Published:  20 November, 2012

The WSTA's chief executive Miles Beale believes minimum unit pricing will increase bureaucracy and hamper economic growth, and he tells us why here.

The WSTA's chief executive Miles Beale believes minimum unit pricing will increase bureaucracy and hamper economic growth, and he tells us why here.

At the annual gathering of the CBI the Prime Minister has told many business people exactly what they wanted to hear: that it was time to cut unnecessary bureaucracy and challenge regulations that hamper economic growth. For the UK's drinks industry - which contributes £16bn to the Exchequer each year in duty and VAT - the test of whether this is more empty rhetoric from the government, will be straightforward.

A government intent on stripping out unnecessary regulation and bureaucracy cannot, with any credibility, plough on with a policy of minimum unit pricing. It would be the very definition of unnecessary bureaucracy and regulation to press ahead with minimum unit pricing, at the same time as that policy is subject to serious challenge of its legality in the Scottish courts. The UK government is not just an interested bystander in that case, it is an active participant.

Five European member states have now issued detailed opinions on how minimum unit pricing restricts free trade and the European Commission itself has said it has a "problem with the compatibility of minimum pricing plans under community law". Adopting a minimum unit price surely fails the test of a government intent on throwing "everything we've got at winning in this global race". At best it will be entangled in a legal challenge and difficult parliamentary scrutiny for years. At worst it will lead, inevitably, to retaliation against the UK drinks industry in international markets, hampering the sector's ability to drive growth through much needed exports.

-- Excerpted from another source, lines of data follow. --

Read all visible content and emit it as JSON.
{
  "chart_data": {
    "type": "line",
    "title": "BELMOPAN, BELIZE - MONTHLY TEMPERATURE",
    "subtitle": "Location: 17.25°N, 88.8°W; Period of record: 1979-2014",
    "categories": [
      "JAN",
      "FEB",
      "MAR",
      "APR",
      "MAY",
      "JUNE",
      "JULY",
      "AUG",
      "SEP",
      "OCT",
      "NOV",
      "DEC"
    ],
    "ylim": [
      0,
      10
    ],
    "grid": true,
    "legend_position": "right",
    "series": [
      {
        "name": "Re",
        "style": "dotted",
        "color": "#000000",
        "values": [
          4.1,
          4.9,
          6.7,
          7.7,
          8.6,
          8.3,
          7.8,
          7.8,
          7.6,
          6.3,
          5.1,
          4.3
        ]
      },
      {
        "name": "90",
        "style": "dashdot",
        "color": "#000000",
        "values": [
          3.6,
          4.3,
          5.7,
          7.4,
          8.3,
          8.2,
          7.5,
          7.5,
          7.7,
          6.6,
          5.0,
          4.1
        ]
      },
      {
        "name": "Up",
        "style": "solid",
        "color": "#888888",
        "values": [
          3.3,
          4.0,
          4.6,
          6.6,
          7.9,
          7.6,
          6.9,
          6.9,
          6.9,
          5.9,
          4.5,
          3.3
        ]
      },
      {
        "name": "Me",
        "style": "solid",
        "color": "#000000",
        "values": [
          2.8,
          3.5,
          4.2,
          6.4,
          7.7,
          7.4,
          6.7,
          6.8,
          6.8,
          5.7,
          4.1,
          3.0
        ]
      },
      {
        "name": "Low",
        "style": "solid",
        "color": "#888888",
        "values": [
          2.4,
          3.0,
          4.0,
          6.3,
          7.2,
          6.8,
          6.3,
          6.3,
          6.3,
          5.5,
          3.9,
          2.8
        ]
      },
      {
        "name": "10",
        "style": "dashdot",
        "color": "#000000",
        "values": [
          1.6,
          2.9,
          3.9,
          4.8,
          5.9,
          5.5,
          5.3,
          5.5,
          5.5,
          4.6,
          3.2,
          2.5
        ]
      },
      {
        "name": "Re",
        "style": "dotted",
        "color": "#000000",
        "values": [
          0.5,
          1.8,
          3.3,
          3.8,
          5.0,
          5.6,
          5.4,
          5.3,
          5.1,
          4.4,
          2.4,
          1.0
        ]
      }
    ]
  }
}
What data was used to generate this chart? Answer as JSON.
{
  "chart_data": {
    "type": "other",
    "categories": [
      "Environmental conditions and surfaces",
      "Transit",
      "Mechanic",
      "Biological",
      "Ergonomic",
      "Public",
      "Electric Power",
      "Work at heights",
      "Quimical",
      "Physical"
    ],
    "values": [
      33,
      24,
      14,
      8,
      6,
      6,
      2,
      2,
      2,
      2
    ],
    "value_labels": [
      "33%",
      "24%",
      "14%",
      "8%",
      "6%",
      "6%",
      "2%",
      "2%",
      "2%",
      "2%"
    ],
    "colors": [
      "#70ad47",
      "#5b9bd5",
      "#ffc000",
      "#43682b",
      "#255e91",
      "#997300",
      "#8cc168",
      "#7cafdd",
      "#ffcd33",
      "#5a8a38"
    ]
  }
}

Meanwhile UK consumers continue to be squeezed from all sides. The government is concerned at the impact on households of rising energy prices and is reportedly looking again at the fuel duty escalator. Yet the same logic is not applied to alcohol where the government seems intent on making sure families have even less money left in their pockets at the end of each month.

Most people recognise that there are long-term cultural issues of alcohol misuse in the UK. Addressing them effectively needs a combination of targeted solutions that consistently tackle the specific causes of different types of alcohol misuse - without penalising the vast majority of responsible drinkers. The government must also recognise that there is an improving picture in the UK with total alcohol consumption, average weekly consumption and the proportion of people drinking over the recommended weekly limits all falling.

The UK's Public Health Responsibility Deal is already delivering real progress in doing just that and more quickly than through regulation. Rather than wasting time and energy on minimum unit pricing, now would be a good time to quietly drop it and renew the focus on working together to reduce alcohol harm.